World Famous People (Inventor) - Rudolf Christian Karl Diesel (1858-1913)



World Famous People - A German engineer and inventor who contributed to the advancement of technology with his internal-combustion engine. Although he was best recognized for his invention of the pressure-ignited heat engine that bears his name, Rudolf Diesel was also an eminent thermal engineer, a linguist, a "connoisseur" of the arts, and a social theorist.

He was born on March 18, 1858. His parents were Bavarian.

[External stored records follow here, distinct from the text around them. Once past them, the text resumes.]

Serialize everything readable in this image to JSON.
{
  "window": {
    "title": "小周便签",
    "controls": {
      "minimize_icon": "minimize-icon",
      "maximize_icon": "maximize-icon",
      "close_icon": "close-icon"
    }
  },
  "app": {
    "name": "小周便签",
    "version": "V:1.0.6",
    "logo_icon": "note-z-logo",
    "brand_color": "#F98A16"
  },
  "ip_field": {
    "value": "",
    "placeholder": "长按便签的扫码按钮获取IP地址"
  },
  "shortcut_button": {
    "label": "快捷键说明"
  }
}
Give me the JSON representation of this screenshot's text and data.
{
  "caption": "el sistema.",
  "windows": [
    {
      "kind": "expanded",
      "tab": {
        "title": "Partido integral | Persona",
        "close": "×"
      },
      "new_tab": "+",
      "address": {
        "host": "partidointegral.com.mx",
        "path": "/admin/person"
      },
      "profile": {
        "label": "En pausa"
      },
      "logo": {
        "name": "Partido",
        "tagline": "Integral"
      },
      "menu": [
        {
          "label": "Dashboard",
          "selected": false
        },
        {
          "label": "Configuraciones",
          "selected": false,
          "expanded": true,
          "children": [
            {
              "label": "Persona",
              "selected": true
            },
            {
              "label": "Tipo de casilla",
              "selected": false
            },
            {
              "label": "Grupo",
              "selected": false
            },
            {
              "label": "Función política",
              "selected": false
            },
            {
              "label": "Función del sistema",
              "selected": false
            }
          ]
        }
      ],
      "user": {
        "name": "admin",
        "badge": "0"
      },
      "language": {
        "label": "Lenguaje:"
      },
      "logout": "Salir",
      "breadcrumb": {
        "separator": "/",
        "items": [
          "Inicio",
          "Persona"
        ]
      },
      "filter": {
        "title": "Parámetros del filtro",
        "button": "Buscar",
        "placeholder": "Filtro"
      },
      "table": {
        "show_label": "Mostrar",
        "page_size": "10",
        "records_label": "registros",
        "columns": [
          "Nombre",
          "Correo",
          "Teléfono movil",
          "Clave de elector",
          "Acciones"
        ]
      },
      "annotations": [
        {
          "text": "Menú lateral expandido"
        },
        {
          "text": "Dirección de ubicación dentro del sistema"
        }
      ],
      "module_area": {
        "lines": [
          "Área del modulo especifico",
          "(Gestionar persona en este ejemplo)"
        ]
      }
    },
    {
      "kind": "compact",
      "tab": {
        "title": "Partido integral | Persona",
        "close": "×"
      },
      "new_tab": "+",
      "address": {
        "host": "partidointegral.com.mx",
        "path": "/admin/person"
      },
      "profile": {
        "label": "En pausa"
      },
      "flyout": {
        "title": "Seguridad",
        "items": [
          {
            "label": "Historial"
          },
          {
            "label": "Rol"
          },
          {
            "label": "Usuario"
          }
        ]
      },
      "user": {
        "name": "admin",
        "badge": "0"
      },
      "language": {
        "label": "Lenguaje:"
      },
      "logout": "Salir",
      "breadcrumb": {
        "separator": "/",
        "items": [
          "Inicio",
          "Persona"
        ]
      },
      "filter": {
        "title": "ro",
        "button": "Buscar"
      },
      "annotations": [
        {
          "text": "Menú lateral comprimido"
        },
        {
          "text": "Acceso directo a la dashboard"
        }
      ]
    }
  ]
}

Diesel pursued his education in England and at the Polytechnic School in Munich. He worked as a mechanic and parts designer for two years at the Sulzer Machine Works of Winterthur in Switzerland. In 1880, he returned to Paris and began his career. He joined the Linde Refrigeration Enterprises and worked as a refrigerator engineer.

During the year 1885, Rudolf established his first shop-laboratory in Paris and began his 13-year ordeal of creating and developing his distinctive engine. He moved to the Berlin branch to continue his search for an efficient internal-combustion engine, in 1890. In 1892, he received a patent for his internal-combustion engine, which utilized auto-ignition of fuel. His ideas for a machine where the combustion would be transported within the cylinder were published. On August 10, 1893, in Augsburg, Diesel's prime model, which was composed of only a 10-foot iron cylinder with a flywheel at its base, operated on its own power for the first time. For ten years he developed various heat engines, including a solar-powered air engine. Diesel spent two more years at improvements and in 1896, he presented an enhanced model that was very successful commercially .He constructed the first successful diesel engine, employing low-cost fuel while he was associated with the Krupp firm in Essen. His "rational heat motor" demonstrated the first compression-ignition engine in 1897. Commercial manufacture was delayed another year and began at a very gradual pace. However, by 1898 Diesel became very wealthy from franchise fees in great part international. His engines were utilized to power electric and water plants, pipelines, automobiles and trucks, and marine craft, and soon after were employed in applications that included oil fields, mines, factories, and transoceanic shipping. Rudolf spent most of his life at his factory in Augsburg.

On September 29,1913, while on a voyage to London, England, Diesel was lost overboard from the steamer Dresden and drowned in the English Channel.